When receiving e-mails, your e-mail client is already processing data, so there's a good chance that an attacker can gain control of your e-mail program just by sending an e-mail to you - no matter if you actually look at it. The e-mail program will download the e-mail and, for example, display the Subject to you. When you open the e-mail, your e-mail client will likely do even more things, such as parsing the HTML in the e-mail, displaying the contents, displaying images etc. In everything it does (from parsing HTML, to rendering images, to rendering text, to downloading e-mails, to display the Subject), there can be a bug in it.

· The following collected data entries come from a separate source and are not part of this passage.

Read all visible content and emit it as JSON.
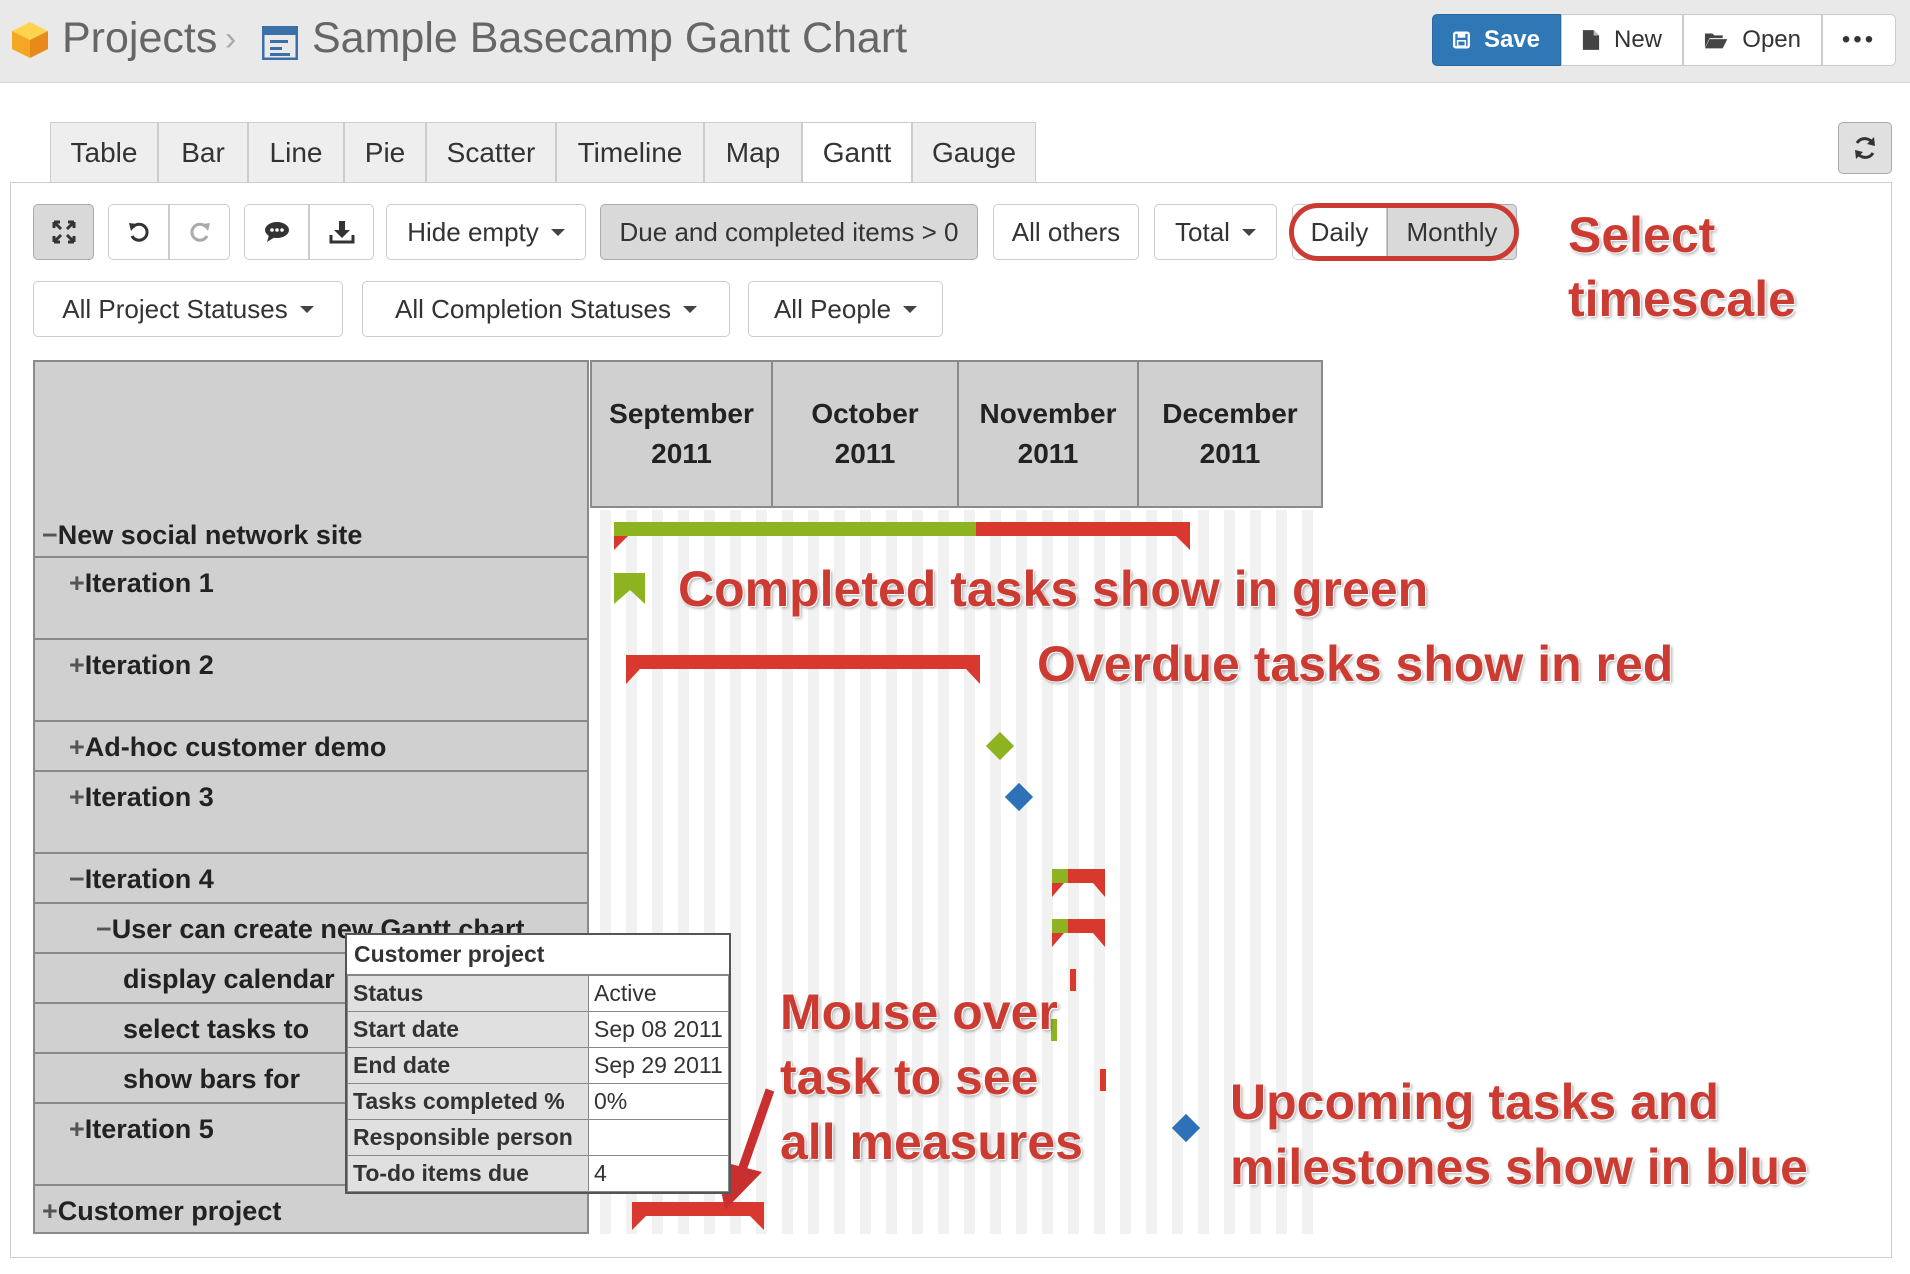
{
  "header": {
    "breadcrumb_root": "Projects",
    "title": "Sample Basecamp Gantt Chart",
    "actions": {
      "save": "Save",
      "new": "New",
      "open": "Open",
      "more": "•••"
    }
  },
  "tabs": [
    "Table",
    "Bar",
    "Line",
    "Pie",
    "Scatter",
    "Timeline",
    "Map",
    "Gantt",
    "Gauge"
  ],
  "active_tab": "Gantt",
  "controls": {
    "hide_empty": "Hide empty",
    "filter_active": "Due and completed items > 0",
    "all_others": "All others",
    "total": "Total",
    "timescale": {
      "daily": "Daily",
      "monthly": "Monthly",
      "selected": "Monthly"
    },
    "project_status": "All Project Statuses",
    "completion_status": "All Completion Statuses",
    "people": "All People"
  },
  "annotations": {
    "select_timescale_1": "Select",
    "select_timescale_2": "timescale",
    "completed": "Completed tasks show in green",
    "overdue": "Overdue tasks show in red",
    "mouse_1": "Mouse over",
    "mouse_2": "task to see",
    "mouse_3": "all measures",
    "upcoming_1": "Upcoming tasks and",
    "upcoming_2": "milestones show in blue"
  },
  "gantt": {
    "months": [
      {
        "name": "September",
        "year": "2011"
      },
      {
        "name": "October",
        "year": "2011"
      },
      {
        "name": "November",
        "year": "2011"
      },
      {
        "name": "December",
        "year": "2011"
      }
    ],
    "rows": [
      {
        "toggle": "−",
        "label": "New social network site"
      },
      {
        "toggle": "+",
        "label": "Iteration 1"
      },
      {
        "toggle": "+",
        "label": "Iteration 2"
      },
      {
        "toggle": "+",
        "label": "Ad-hoc customer demo"
      },
      {
        "toggle": "+",
        "label": "Iteration 3"
      },
      {
        "toggle": "−",
        "label": "Iteration 4"
      },
      {
        "toggle": "−",
        "label": "User can create new Gantt chart"
      },
      {
        "toggle": "",
        "label": "display calendar"
      },
      {
        "toggle": "",
        "label": "select tasks to"
      },
      {
        "toggle": "",
        "label": "show bars for"
      },
      {
        "toggle": "+",
        "label": "Iteration 5"
      },
      {
        "toggle": "+",
        "label": "Customer project"
      }
    ],
    "colors": {
      "completed": "#8db321",
      "overdue": "#d8382e",
      "upcoming": "#2d71b8"
    }
  },
  "tooltip": {
    "title": "Customer project",
    "rows": [
      {
        "key": "Status",
        "value": "Active"
      },
      {
        "key": "Start date",
        "value": "Sep 08 2011"
      },
      {
        "key": "End date",
        "value": "Sep 29 2011"
      },
      {
        "key": "Tasks completed %",
        "value": "0%"
      },
      {
        "key": "Responsible person",
        "value": ""
      },
      {
        "key": "To-do items due",
        "value": "4"
      }
    ]
  }
}
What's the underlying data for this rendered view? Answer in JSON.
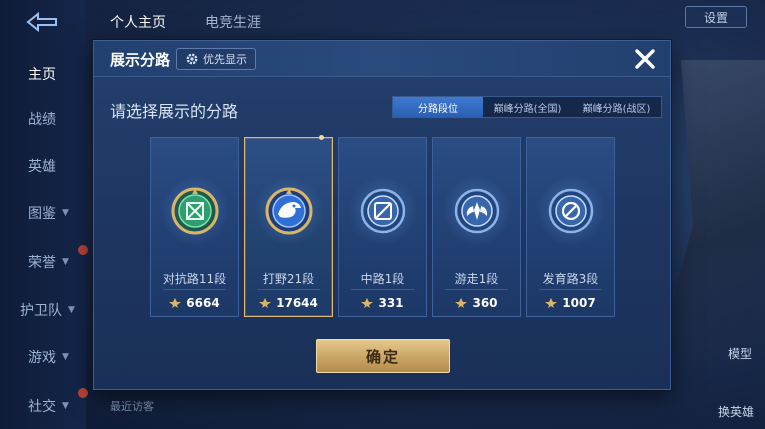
{
  "nav": {
    "items": [
      {
        "label": "主页",
        "active": true,
        "chevron": false
      },
      {
        "label": "战绩",
        "active": false,
        "chevron": false
      },
      {
        "label": "英雄",
        "active": false,
        "chevron": false
      },
      {
        "label": "图鉴",
        "active": false,
        "chevron": true
      },
      {
        "label": "荣誉",
        "active": false,
        "chevron": true
      },
      {
        "label": "护卫队",
        "active": false,
        "chevron": true
      },
      {
        "label": "游戏",
        "active": false,
        "chevron": true
      },
      {
        "label": "社交",
        "active": false,
        "chevron": true
      }
    ]
  },
  "top_tabs": [
    {
      "label": "个人主页"
    },
    {
      "label": "电竞生涯"
    }
  ],
  "settings_label": "设置",
  "side_labels": {
    "model": "模型",
    "change_hero": "换英雄"
  },
  "recent_visitors": "最近访客",
  "modal": {
    "title": "展示分路",
    "priority_button": "优先显示",
    "subtitle": "请选择展示的分路",
    "tabs": [
      {
        "label": "分路段位",
        "active": true
      },
      {
        "label": "巅峰分路(全国)",
        "active": false
      },
      {
        "label": "巅峰分路(战区)",
        "active": false
      }
    ],
    "cards": [
      {
        "rank": "对抗路11段",
        "score": "6664",
        "selected": false,
        "emblem": "crossed-swords-icon",
        "color": "#3fc07a"
      },
      {
        "rank": "打野21段",
        "score": "17644",
        "selected": true,
        "emblem": "dragon-head-icon",
        "color": "#2f6fd6"
      },
      {
        "rank": "中路1段",
        "score": "331",
        "selected": false,
        "emblem": "slash-square-icon",
        "color": "#4c86d8"
      },
      {
        "rank": "游走1段",
        "score": "360",
        "selected": false,
        "emblem": "wings-icon",
        "color": "#4c86d8"
      },
      {
        "rank": "发育路3段",
        "score": "1007",
        "selected": false,
        "emblem": "target-icon",
        "color": "#4c86d8"
      }
    ],
    "confirm_label": "确定"
  },
  "colors": {
    "gold": "#e2b770",
    "modal_bg": "#1d3560",
    "tab_active": "#2a5fb3"
  }
}
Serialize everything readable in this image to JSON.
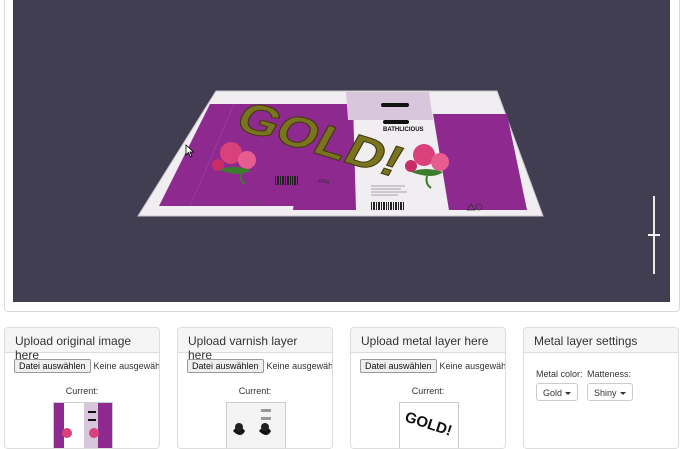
{
  "viewer": {
    "overlay_text": "GOLD!",
    "box_brand": "BATHLICIOUS",
    "box_script_text": "sakura salt",
    "box_weight": "400g"
  },
  "panels": [
    {
      "title": "Upload original image here",
      "choose_label": "Datei auswählen",
      "no_file_label": "Keine ausgewählt",
      "current_label": "Current:"
    },
    {
      "title": "Upload varnish layer here",
      "choose_label": "Datei auswählen",
      "no_file_label": "Keine ausgewählt",
      "current_label": "Current:"
    },
    {
      "title": "Upload metal layer here",
      "choose_label": "Datei auswählen",
      "no_file_label": "Keine ausgewählt",
      "current_label": "Current:",
      "thumb_text": "GOLD!"
    }
  ],
  "settings": {
    "title": "Metal layer settings",
    "color_label": "Metal color:",
    "matteness_label": "Matteness:",
    "color_value": "Gold",
    "matteness_value": "Shiny"
  },
  "colors": {
    "viewer_bg": "#413e51",
    "purple": "#8e2a8f",
    "gold": "#7a7420",
    "lilac": "#d7c6dc"
  },
  "icons": {
    "cursor": "arrow-cursor-icon",
    "slider": "zoom-slider"
  }
}
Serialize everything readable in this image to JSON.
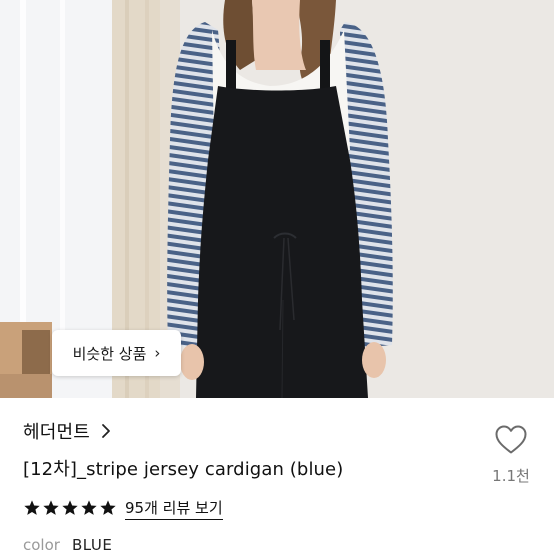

Opening a suspicious e-mail is only riskier because more stuff is processed when you actually open it.

When you visit a website (such as Gmail) and open an e-mail there, things are vastly different because Gmail is just a website like any other... except it displays e-mails. The issue there is that websites need to take into account that you can't just send the content of the e-mail raw to the browser because then there could be malicious HTML and/or malicious JavaScript in it. Technically this isn't too much different from sites like Wikipedia where users can write articles that contain formatting.

Of course, your browser will also use libraries to render text, process fonts, process images etc. so if there's a bug in an image library and the e-mail contains a malicious image then you're out of luck and it's not Gmail's fault. You can expect that the possible security vulnerabilities with Gmail are the same as the browser's, plus the issue of XSS and other web-specific security vulnerabilities.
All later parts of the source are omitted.